History shows that people consistently underestimate how quickly they adapt to convenient technologies. It wasn't long ago that getting into a stranger’s car was unthinkable, yet Uber now has 150 million users.
Convenience always wins. The question isn’t if AI shopping will become mainstream, but whether people will retain any real control over what they buy and why.
How to Reclaim Your Power as a Consumer
The open internet gave people a world of information and choice. The AI revolution could take that away, not by force, but by making it so easy to let an algorithm decide that we forget how to choose for ourselves. In this new world, buying things could become as thoughtless as sending a text.
Furthermore, a single company could become the gatekeeper for all digital commerce, creating a potential monopoly far beyond Amazon's current dominance. A vigorous public conversation is needed to decide if this is the future we want.
Here are some steps you can take:
- Question AI Suggestions: When ChatGPT recommends products, remember that you are seeing a curated list, not all available options. Before you one-tap purchase, pause and ask yourself if you would buy it after comparing prices on five different websites.

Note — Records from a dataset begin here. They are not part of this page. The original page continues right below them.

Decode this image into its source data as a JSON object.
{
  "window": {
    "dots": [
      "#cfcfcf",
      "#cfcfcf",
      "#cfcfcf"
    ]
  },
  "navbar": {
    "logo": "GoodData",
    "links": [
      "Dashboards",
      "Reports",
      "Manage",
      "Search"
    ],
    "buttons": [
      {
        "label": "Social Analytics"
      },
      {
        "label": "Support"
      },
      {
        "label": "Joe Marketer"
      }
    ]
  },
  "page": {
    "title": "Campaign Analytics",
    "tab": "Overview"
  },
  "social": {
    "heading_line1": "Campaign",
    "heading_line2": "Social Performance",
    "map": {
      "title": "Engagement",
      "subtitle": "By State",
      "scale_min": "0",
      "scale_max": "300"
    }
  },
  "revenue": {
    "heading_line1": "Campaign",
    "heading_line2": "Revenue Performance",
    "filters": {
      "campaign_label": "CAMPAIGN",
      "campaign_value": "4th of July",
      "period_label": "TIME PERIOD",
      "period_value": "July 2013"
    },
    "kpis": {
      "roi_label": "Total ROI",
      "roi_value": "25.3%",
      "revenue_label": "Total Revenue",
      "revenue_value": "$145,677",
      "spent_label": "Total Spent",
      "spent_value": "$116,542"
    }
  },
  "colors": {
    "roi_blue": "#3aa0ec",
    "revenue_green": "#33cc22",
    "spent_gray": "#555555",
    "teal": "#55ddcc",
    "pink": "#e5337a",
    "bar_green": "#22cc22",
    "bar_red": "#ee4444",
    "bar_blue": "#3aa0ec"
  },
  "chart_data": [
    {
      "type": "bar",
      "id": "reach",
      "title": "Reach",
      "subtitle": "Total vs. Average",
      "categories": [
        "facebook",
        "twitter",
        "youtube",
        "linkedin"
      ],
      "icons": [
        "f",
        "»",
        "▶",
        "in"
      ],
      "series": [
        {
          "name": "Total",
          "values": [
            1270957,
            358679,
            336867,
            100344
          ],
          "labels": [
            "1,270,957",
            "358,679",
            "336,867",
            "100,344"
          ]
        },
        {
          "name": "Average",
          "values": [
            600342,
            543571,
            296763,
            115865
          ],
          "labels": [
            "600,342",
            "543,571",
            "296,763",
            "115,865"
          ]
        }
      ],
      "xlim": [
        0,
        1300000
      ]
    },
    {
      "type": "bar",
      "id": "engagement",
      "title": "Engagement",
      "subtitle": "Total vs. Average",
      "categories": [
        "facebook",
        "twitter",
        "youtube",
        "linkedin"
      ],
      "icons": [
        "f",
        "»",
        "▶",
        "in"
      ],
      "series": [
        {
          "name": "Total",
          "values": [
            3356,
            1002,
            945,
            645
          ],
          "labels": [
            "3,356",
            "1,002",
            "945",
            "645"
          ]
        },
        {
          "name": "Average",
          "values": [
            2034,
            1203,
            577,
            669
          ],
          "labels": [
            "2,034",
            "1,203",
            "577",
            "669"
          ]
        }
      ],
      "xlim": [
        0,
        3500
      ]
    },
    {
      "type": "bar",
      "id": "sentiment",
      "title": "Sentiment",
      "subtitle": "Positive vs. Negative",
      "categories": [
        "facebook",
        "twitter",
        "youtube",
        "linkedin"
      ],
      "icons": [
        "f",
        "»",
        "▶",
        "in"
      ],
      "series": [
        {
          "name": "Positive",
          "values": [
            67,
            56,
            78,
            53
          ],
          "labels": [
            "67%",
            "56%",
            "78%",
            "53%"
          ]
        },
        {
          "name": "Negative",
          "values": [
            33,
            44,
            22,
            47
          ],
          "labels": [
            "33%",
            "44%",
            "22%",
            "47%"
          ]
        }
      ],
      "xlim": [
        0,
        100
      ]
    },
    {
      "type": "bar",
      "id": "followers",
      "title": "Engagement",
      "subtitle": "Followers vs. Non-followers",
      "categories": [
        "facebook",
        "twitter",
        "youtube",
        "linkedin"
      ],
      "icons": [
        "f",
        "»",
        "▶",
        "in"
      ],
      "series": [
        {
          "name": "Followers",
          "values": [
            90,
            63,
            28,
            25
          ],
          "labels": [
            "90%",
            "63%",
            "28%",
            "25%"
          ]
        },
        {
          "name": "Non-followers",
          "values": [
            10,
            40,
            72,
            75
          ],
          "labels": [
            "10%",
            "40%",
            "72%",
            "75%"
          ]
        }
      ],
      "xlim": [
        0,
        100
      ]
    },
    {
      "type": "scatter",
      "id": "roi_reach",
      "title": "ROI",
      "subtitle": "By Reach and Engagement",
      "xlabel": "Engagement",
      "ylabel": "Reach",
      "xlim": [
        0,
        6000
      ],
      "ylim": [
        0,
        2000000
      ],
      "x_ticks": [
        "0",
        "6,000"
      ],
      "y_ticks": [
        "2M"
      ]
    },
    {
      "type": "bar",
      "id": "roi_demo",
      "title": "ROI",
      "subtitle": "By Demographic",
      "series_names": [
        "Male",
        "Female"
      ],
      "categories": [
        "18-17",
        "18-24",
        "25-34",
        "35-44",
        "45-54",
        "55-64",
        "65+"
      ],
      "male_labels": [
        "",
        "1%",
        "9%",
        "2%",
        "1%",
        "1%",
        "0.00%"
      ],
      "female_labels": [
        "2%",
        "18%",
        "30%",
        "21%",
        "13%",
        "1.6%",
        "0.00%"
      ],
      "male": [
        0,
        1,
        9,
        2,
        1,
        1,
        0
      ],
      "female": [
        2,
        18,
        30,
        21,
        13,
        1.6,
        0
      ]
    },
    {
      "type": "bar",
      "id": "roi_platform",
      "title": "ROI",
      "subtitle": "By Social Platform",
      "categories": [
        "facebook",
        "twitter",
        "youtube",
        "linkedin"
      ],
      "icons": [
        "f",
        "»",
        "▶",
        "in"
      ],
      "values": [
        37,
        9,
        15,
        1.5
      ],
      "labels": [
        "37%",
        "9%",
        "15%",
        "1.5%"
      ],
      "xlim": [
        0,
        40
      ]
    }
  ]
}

- Review Your Privacy Settings: Understand exactly what personal data you are trading for convenience.
- Start a Conversation: This shift to AI shopping is happening largely without public debate. The time to discuss acceptable limits is now, before it becomes the unquestioned norm.
The Invisible Price of One-Tap Buying
The AI will learn what you want, perhaps even before you do. Every time you tap “Buy now,” you are training it—teaching it your habits, your weaknesses, and the times of day you are most likely to impulse buy.
This isn't a call to reject technology but to recognize the trade-offs. Every convenience has a cost, and every tap is a data point. The companies building these systems are betting you won’t notice the true price you're paying. And in most cases, they're probably right.